This review first appeared in Horrified in 2021
The British Library’s Tales of the Weird series continues its commendable mission to unearth long-obscured writers of the strange from the past hundred and fifty years or so. This latest offering introduced me to a writer whose name I vaguely knew but whose work I had never come across. R Murray Gilchrist, according to Daniel Pietersen’s excellent introduction, was a writer from Derbyshire’s Peak District, and something of a recluse. This reclusive nature makes itself felt in the solipsistic atmosphere of many of the pieces in I Am Stone.
Pietersen handily divides the collection into four themes: ‘Dead Yet Living’, ‘Useless Heroes’, ‘Of Passion And Of Death’ and ‘Peak Weird’. ‘Dead Yet Living’ probably contains those stories most obviously categorised as ‘weird’, featuring as they do ghosts aplenty. Some, such as ‘The Pageant of Ghosts’ present a tableau with no plot or development, which to modern readers could seem like mere self-indulgence, were it not for the hallucinatory uniqueness of the vision.

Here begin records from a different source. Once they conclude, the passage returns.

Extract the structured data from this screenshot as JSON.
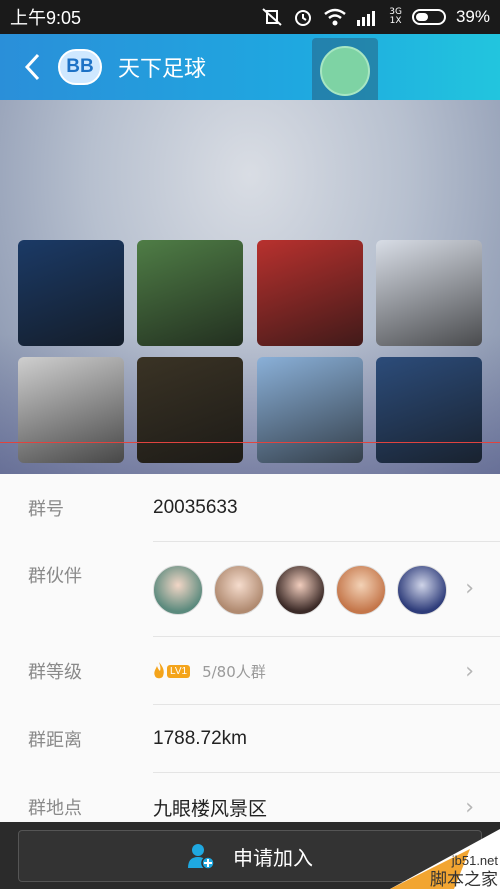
{
  "status_bar": {
    "time": "上午9:05",
    "network_top": "3G",
    "network_bottom": "1X",
    "battery": "39%"
  },
  "header": {
    "title": "天下足球",
    "logo_text": "BB"
  },
  "photos": [
    {
      "name": "photo-barcelona-team",
      "bg": "#1b3a66"
    },
    {
      "name": "photo-stadium",
      "bg": "#4f7d46"
    },
    {
      "name": "photo-spain-celebration",
      "bg": "#b8312e"
    },
    {
      "name": "photo-real-madrid-celebration",
      "bg": "#d8dde6"
    },
    {
      "name": "photo-ronaldo",
      "bg": "#cfcfcf"
    },
    {
      "name": "photo-messi-ballon-dor",
      "bg": "#3a3325"
    },
    {
      "name": "photo-messi-argentina",
      "bg": "#8ab0d8"
    },
    {
      "name": "photo-messi-portrait",
      "bg": "#2c4c7a"
    }
  ],
  "info": {
    "group_id_label": "群号",
    "group_id_value": "20035633",
    "members_label": "群伙伴",
    "level_label": "群等级",
    "level_badge": "LV1",
    "level_count": "5/80人群",
    "distance_label": "群距离",
    "distance_value": "1788.72km",
    "location_label": "群地点",
    "location_value": "九眼楼风景区"
  },
  "bottom": {
    "join_label": "申请加入"
  },
  "watermark": {
    "site": "jb51.net",
    "name": "脚本之家"
  }
}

The stories in ‘Useless Heroes’ are Gothic romances, doomed love affairs, all with some weird twist, and some – such as ‘The Stone Dragon’, the collection’s longest piece at 27 pages – are more engaging than others. More Gothic romances (a genre of which I can have too much, if I’m honest) are to be found in ‘Of Passion And Of Death’, although this section does include one of my favourites: ‘The Madness of Betty Hooton’. Here, ‘old Basil Constable’ returns to his ancestral home after forty years, haunted by the memory of the only woman he ever loved, and discovers the awful secret behind the end of their relationship. He goes to visit her and finds that every night for years she has performed a puppet show that replays her own sorry tale. The ending – like many in the collection – is abrupt, and cuts like a knife. By contrast, the final section, ‘Peak Weird’ contains gently humorous folk tales from the Derbyshire countryside.
Many of the works collected here are brief, ornately-textured vignettes with little story but plenty of atmosphere. The effect, taken one after the other, is a bit like eating too many sweets at Christmas; while I’d recommend the book, I’d also advise taking it in small doses, because Gilchrist’s style is florid and sometimes over-rich. That said, like Mervyn Peake, Clark Ashton Smith, or early (pre-Cthulhu) Lovecraft, it’s the dreamlike imagery and sustained tone that make many of these stories what they are.
There is a unity – an uncharitable reader might say monotony – of place to these stories, set as they generally are in grand country estates whose best days are behind them. Consequently, the environments are damp, overgrown and deeply atmospheric, full of ‘lichened masonry’, ‘half-ruined fountains’, ‘moss-grown arches’, and ‘moss-covered’ stairways. Although ‘place’, while critical to many of these pieces, also implies a passage of ‘time’, there’s no sense that the landscape is a palimpsest, because the past isn’t buried – but often in plain sight.
So archaic is his language, and so removed from the trappings of his time, I had to keep reminding myself that Gilchrist was writing these tales at the end of the nineteenth century and not the beginning. Interestingly, living from 1867-1917 means he was almost an exact contemporary of another writer also associated with a florid style and a concern with time (or rather, Time): Marcel Proust (1871-1922). Whereas Proust is undoubtedly a modernist, Murray Gilchrist hearkens constantly backwards, but both are fascinated by time: for Proust the way to recapture ‘lost time’ is through involuntary memory (triggers which rekindle things we had forgotten, rather than conscious acts of memory which only distort our perception of the past); while in Gilchrist, that ‘lost time’ is still there, just waiting for someone to press ‘play’: like the ‘stone tape’ theory best demonstrated in Nigel Kneale’s The Stone Tape (UK, Peter Sasdy, 1972).
Some of the stories, though, contain hints of a more modern structure underneath all the moss. In ‘Sir Toby’s Wife’ a tourist is taken for a tour of the local landowner’s crypt, whereupon it turns out she is a dead ringer for the wife of one of his heirs. There’s the potential for a nicely circular narrative as the story ends, an ending which is unusual in being both uncanny and happy. Similarly, ‘A Night on the Moor’ has a timeslip in which the protagonist seeks shelter in a shepherd’s hut but is brought into the local manor house by the Lady. Upon waking next morning it seems his visit was not without consequence, as the story’s ending suggests that his actions from the previous night have, paradoxically, echoed down the centuries.
I quite enjoyed I Am Stone, but as I said above, it’s a collection best taken at intervals, or dipped into at random in order to add some variety of tone and plot.